Opinion

Newton Emerson: Return of British-Irish Intergovernmental Conference long overdue

Newton Emerson

Newton Emerson

Newton Emerson writes a twice-weekly column for The Irish News and is a regular commentator on current affairs on radio and television.

Prime Minister Theresa May and Taoiseach Leo Varadkar may have held meetings, but the work of the British-Irish Intergovernmental Conference has been in abeyance for years. It is being revived as part of the latest talks process at Stormont
Prime Minister Theresa May and Taoiseach Leo Varadkar may have held meetings, but the work of the British-Irish Intergovernmental Conference has been in abeyance for years. It is being revived as part of the latest talks process at Stormont

ALONGSIDE Stormont talks, a meeting has been announced of the British-Irish Intergovernmental Conference (BIIGC).

While it is a truism to say talks need to examine why Stormont collapsed, lessons must also be learned from the remarkable abeyance of the BIIGC.
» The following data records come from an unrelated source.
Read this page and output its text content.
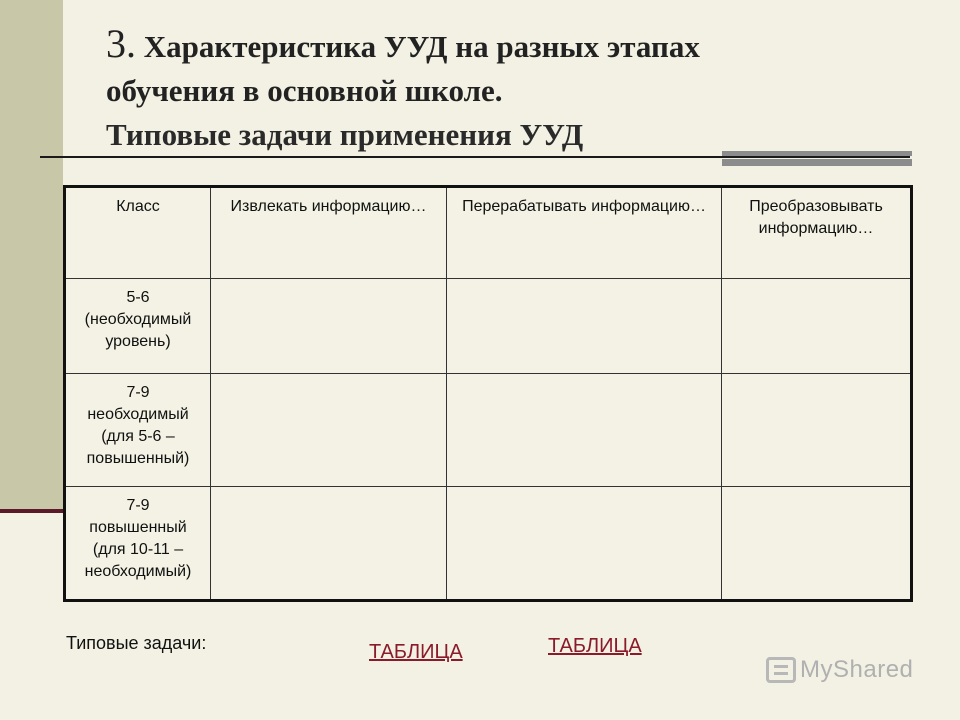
3. Характеристика УУД на разных этапах
обучения в основной школе.
Типовые задачи применения УУД
Класс	Извлекать информацию…	Перерабатывать информацию…	Преобразовывать информацию…
5-6 (необходимый уровень)			
7-9 необходимый (для 5-6 – повышенный)			
7-9 повышенный (для 10-11 – необходимый)			
Типовые задачи:	ТАБЛИЦА	ТАБЛИЦА
MyShared
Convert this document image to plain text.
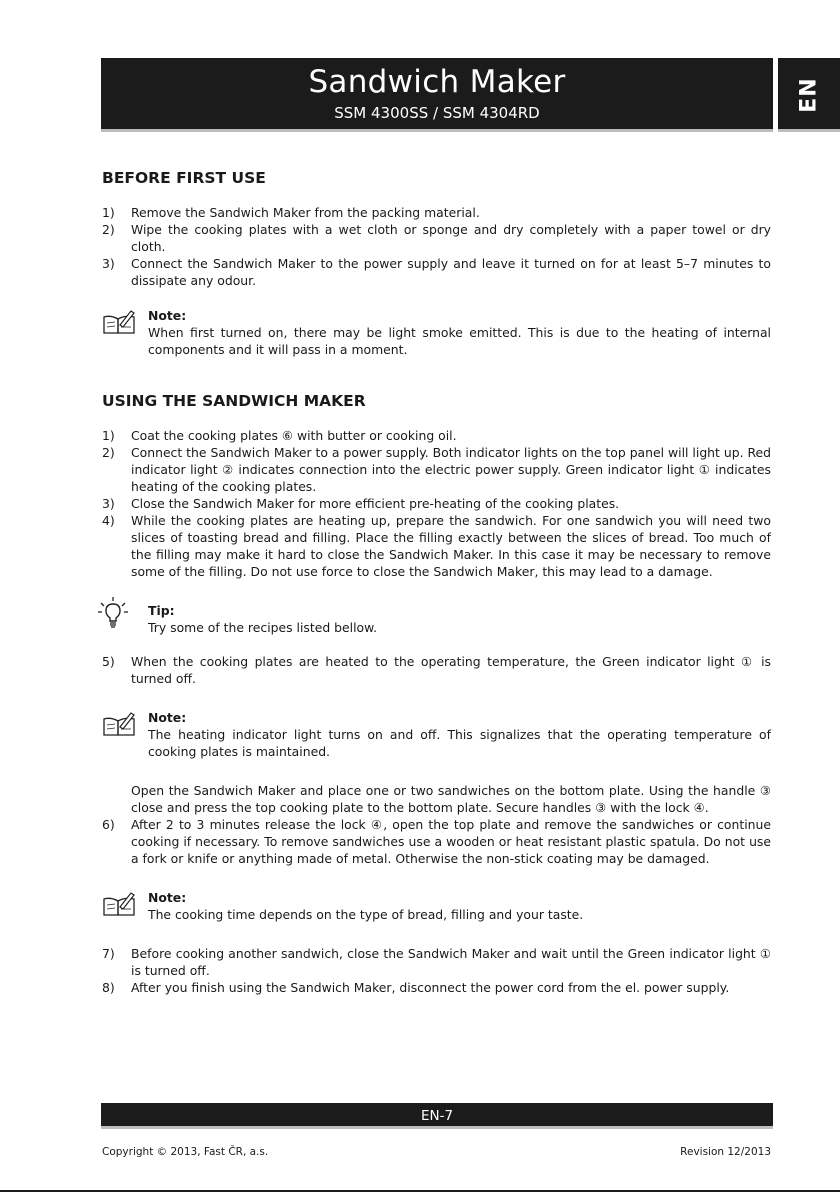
Sandwich Maker
SSM 4300SS / SSM 4304RD
EN
BEFORE FIRST USE
1) Remove the Sandwich Maker from the packing material.
2) Wipe the cooking plates with a wet cloth or sponge and dry completely with a paper towel or dry cloth.
3) Connect the Sandwich Maker to the power supply and leave it turned on for at least 5–7 minutes to dissipate any odour.
Note:
When first turned on, there may be light smoke emitted. This is due to the heating of internal components and it will pass in a moment.
USING THE SANDWICH MAKER
1) Coat the cooking plates ⑥ with butter or cooking oil.
2) Connect the Sandwich Maker to a power supply. Both indicator lights on the top panel will light up. Red indicator light ② indicates connection into the electric power supply. Green indicator light ① indicates heating of the cooking plates.
3) Close the Sandwich Maker for more efficient pre-heating of the cooking plates.
4) While the cooking plates are heating up, prepare the sandwich. For one sandwich you will need two slices of toasting bread and filling. Place the filling exactly between the slices of bread. Too much of the filling may make it hard to close the Sandwich Maker. In this case it may be necessary to remove some of the filling. Do not use force to close the Sandwich Maker, this may lead to a damage.
Tip:
Try some of the recipes listed bellow.
5) When the cooking plates are heated to the operating temperature, the Green indicator light ① is turned off.
Note:
The heating indicator light turns on and off. This signalizes that the operating temperature of cooking plates is maintained.
Open the Sandwich Maker and place one or two sandwiches on the bottom plate. Using the handle ③ close and press the top cooking plate to the bottom plate. Secure handles ③ with the lock ④.
6) After 2 to 3 minutes release the lock ④, open the top plate and remove the sandwiches or continue cooking if necessary. To remove sandwiches use a wooden or heat resistant plastic spatula. Do not use a fork or knife or anything made of metal. Otherwise the non-stick coating may be damaged.
Note:
The cooking time depends on the type of bread, filling and your taste.
7) Before cooking another sandwich, close the Sandwich Maker and wait until the Green indicator light ① is turned off.
8) After you finish using the Sandwich Maker, disconnect the power cord from the el. power supply.
EN-7
Copyright © 2013, Fast ČR, a.s.	Revision 12/2013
Between 2007 and 2018 it did not meet at all, despite the Good Friday Agreement requiring it to have "regular and frequent meetings" at ministerial level, plus summits of the prime minister and taoiseach "as required".

Alleged breaches or neglect of the Agreement are central to the Stormont deadlock, yet the effective suspension of the BIIGC is arguably the only unambiguous breach and certainly the clearest example of neglect.

While Stormont is the Agreement's defining institution, the BIIGC is in many ways its supreme institution and the wider peace process's ultimate institution, being the formal successor body to the 1985 Anglo-Irish Agreement.

Under the Good Friday Agreement, the BIIGC has a remit to promote British-Irish cooperation in all non-devolved matters and subjects of mutual interest.

It has no direct say over Stormont or veto over UK sovereignty.

However, Stormont ministers are to be involved in its meetings as appropriate and the first and deputy first ministers can attend summits, indicating how much cross-over of interests was expected.

The BIIGC is also meant to "keep under review" the workings of north-south and east-west institutions, in all of which Stormont has a role.

The Conference was given a permanent secretariat, comprising a dozen officials from the Northern Ireland Office and a dozen from Ireland's departments of justice and foreign affairs.

They were headquartered in what was then Belfast's tallest building, Windsor House, with a £3.4 million residence for the Irish staff built off the exclusive Malone Road.

The BIIGC was shut down along with Stormont during the series of short suspensions in the first two years of devolution but in the last major collapse, from 2002 to 2007, the British and Irish governments kept it going, to show the Agreement was not dead and to coax Stormont back to life.

A full schedule of meetings was maintained then stepped up for the talks leading to the 2006 St Andrews Agreement, with Tony Blair and Bertie Ahern using the BIIGC as their vehicle to promote and prepare for a deal.

They also used it to threaten the DUP with "joint stewardship of the process" via north-south and east-west institutions if Stormont was not restored.

The return of devolution was sealed by both premiers with a triumphant Conference summit in 2007.

Then came the 11-year, still-unexplained silence.

Policing and justice had been a big part of the Conference's remit so its planned devolution under St Andrews might have created a sense of 'job done'.

In the event, that devolution took another three years and the 2010 Hillsborough Castle Agreement.

So the BIIGC had quick cause to meet again and in any case retained a remit over rights and security. But it did not meet over this, or the financial crisis, the Haass talks or the EU referendum.

The forgetting of the Conference was almost pathetic.

In 2014, its reduced British staff of eight moved back to NIO buildings at Stormont.

The Irish staff decamped from Windsor House the following year. They no longer share a phone number, let alone an office.

Nobody noticed until 2017, when Sinn Féin spun the 2007 threat to the DUP as making the BIIGC a "form of joint authority".

By then, even taoiseach Leo Varadkar seemed unclear on its role. He also called it a form of joint authority before having to correct himself.

Claims have since been made that the Conference is a victim of Brexit tensions or Tory-unionist sympathies but it was abandoned by Labour prime minister Gordon Brown in a different political era.

And where was the Irish government? It takes two to not tango.

The real clue to the BIIGC's demise was a 2012 joint statement by taoiseach Enda Kenny and prime minister David Cameron reorientating the British-Irish relationship around direct communication between their senior civil servants, casually sidelining the Agreement's east-west institutions.

There is a striking parallel here with how Sinn Féin and the DUP ran Stormont.

London and Dublin thought they had reached a point where they could bypass the Agreement's elaborate structures and deal with other directly, until a crisis - in this case Brexit - left them barely on speaking terms, with the structure to keep them talking withered away.

When the BIIGC passes its verdict next month on the Stormont talks, both governments should acknowledge the beam in their own eye.